NEGRO - INDÍGENA - PCD - LGBTQIA+ - MULHER - GORDO - POBRE - ESTUDANTE DE ESCOLA PÚBLICA - REFUGIADO - EM SITUAÇÃO DE RUA - ADICTO

Recentemente, durante a preparação para o meu novo espetáculo, toda a equipe participou de uma formação sobre acessibilidade dentro do campo cultural. O intuito era de compreender e pensar em ações que podem ser realizadas para garantir acesso a pessoas que, geralmente, estão à margem.

A formação foi realizada por Cristiane Muñoz - atriz, palhaça, educadora, diretora teatral, palestrante, PhD em Artes Cênicas e assessora de acessibilidade e inclusão. Cristiane deu uma aula sobre tornar os meios acessíveis e nos levou a pensar para além do campo profissional, nos provocou sobre a inclusão e o acesso no dia a dia, no cotidiano.

Veja também

Mulher, autista, mãe e professora, ela trouxe até nós as diversas cicatrizes sociais que carrega em suas vivências, não como exemplificação, mas como comprovação de uma sociedade extremamente excludente e praticante de “políticas de morte”.

Quando pensamos em morte, imediatamente associamos ao que não vive mais, o que deixa de existir, mas a política da morte, apesar de também se tratar de um extermínio, não está no sentido literal, mas nas inúmeras e diversas interferências, atitudes, sufocamentos de existência por falta de políticas públicas e de ações eficazes da sociedade civil que garantam espaços de inclusão, compreensão de diferenças e respeito a elas.

Um corpo se sente vivo quando impedido de usar o banheiro por conta de preconceitos de gênero? Um jovem de escola pública se sente vivo quando precisa abandonar os estudos para trabalhar? Um cadeirante se sente vivo quando vê seus caminhos ou espaços limitados?

Um jovem autista se sente vivo quando precisa lutar por uma vaga numa escola despreparada para sua condição? Uma mulher se sente viva quando tem a palavra duvidada diante um assédio? Uma pessoa em situação de rua se sente viva quando não consegue o mínimo pra existir dignamente?

Nossa sociedade está cheia de mortos-vivos, pessoas lutando diariamente pelo básico, anônimas, invisíveis, inexistentes. Quantos de nós vivem em constante condição de necessidade de superação? Estamos agarrados a uma estrutura sociopolítica que nos diz o tempo inteiro: “você não faz parte desta roda”.

A arte não escapa dessa lógica e também pratica a “política da morte”, seja selecionando aqueles que não terão acesso, como transferindo responsabilidade de inclusão a quem também precisa ser incluído.
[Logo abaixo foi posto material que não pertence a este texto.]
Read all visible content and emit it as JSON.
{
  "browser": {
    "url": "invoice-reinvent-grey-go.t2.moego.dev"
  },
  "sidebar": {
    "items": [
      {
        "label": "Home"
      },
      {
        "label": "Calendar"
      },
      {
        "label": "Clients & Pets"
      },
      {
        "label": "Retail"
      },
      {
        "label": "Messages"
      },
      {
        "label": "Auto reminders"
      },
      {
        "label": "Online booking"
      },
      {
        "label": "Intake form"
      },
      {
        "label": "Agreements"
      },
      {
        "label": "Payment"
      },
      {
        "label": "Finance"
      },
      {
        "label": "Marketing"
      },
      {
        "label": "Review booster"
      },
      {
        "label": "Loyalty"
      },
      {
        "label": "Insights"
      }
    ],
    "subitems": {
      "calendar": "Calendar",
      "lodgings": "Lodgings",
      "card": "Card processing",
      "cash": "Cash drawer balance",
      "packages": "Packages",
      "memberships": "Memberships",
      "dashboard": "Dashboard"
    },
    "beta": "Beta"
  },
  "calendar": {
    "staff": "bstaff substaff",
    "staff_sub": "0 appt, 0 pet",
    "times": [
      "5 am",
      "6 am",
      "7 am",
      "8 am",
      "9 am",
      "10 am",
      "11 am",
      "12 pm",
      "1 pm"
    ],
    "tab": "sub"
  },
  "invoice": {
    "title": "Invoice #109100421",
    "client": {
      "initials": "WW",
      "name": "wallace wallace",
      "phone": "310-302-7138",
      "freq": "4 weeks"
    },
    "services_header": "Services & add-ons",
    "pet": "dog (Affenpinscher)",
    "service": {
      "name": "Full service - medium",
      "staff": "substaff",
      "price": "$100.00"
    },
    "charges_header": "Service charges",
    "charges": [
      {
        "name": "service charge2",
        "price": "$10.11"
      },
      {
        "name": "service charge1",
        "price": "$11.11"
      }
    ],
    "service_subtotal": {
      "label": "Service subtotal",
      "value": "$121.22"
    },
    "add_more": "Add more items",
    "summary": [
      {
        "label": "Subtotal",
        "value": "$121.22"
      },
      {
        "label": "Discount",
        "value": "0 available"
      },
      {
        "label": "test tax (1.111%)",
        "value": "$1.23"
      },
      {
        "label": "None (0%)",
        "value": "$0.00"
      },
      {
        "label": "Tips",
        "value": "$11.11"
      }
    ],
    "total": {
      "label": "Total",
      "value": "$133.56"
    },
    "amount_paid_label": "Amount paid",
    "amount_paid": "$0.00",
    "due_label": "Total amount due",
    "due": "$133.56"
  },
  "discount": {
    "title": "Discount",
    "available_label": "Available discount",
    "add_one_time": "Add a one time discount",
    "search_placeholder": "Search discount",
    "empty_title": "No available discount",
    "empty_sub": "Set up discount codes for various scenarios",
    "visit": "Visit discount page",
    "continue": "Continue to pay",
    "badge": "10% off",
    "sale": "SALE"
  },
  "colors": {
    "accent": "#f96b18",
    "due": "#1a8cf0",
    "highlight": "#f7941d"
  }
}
Em uma sociedade de remendos, ações afirmativas de acessibilidade no campo cultural de editais, por exemplo, acabam sempre ficando a cargo dos próprios artistas.

É claro que temos um papel importante na construção da democratização da cultura, mas não cabe a nós fazermos sozinhos esse papel. Gestores, leis, políticas, reeducação e formação também são essenciais.

Assim como adaptou-se espacialmente os lugares com rampas, corrimões, banheiros e assentos, equipamentos de cultura (públicos e privados) deveriam ser obrigados a adotarem profissionais que garantam o acesso aos produtos para todos os tipos de público, do intérprete de Libras à política de cotas para pessoas de baixa renda. Precisamos parar de fazer o mínimo e pensar de forma macro na existência e resistência das pessoas.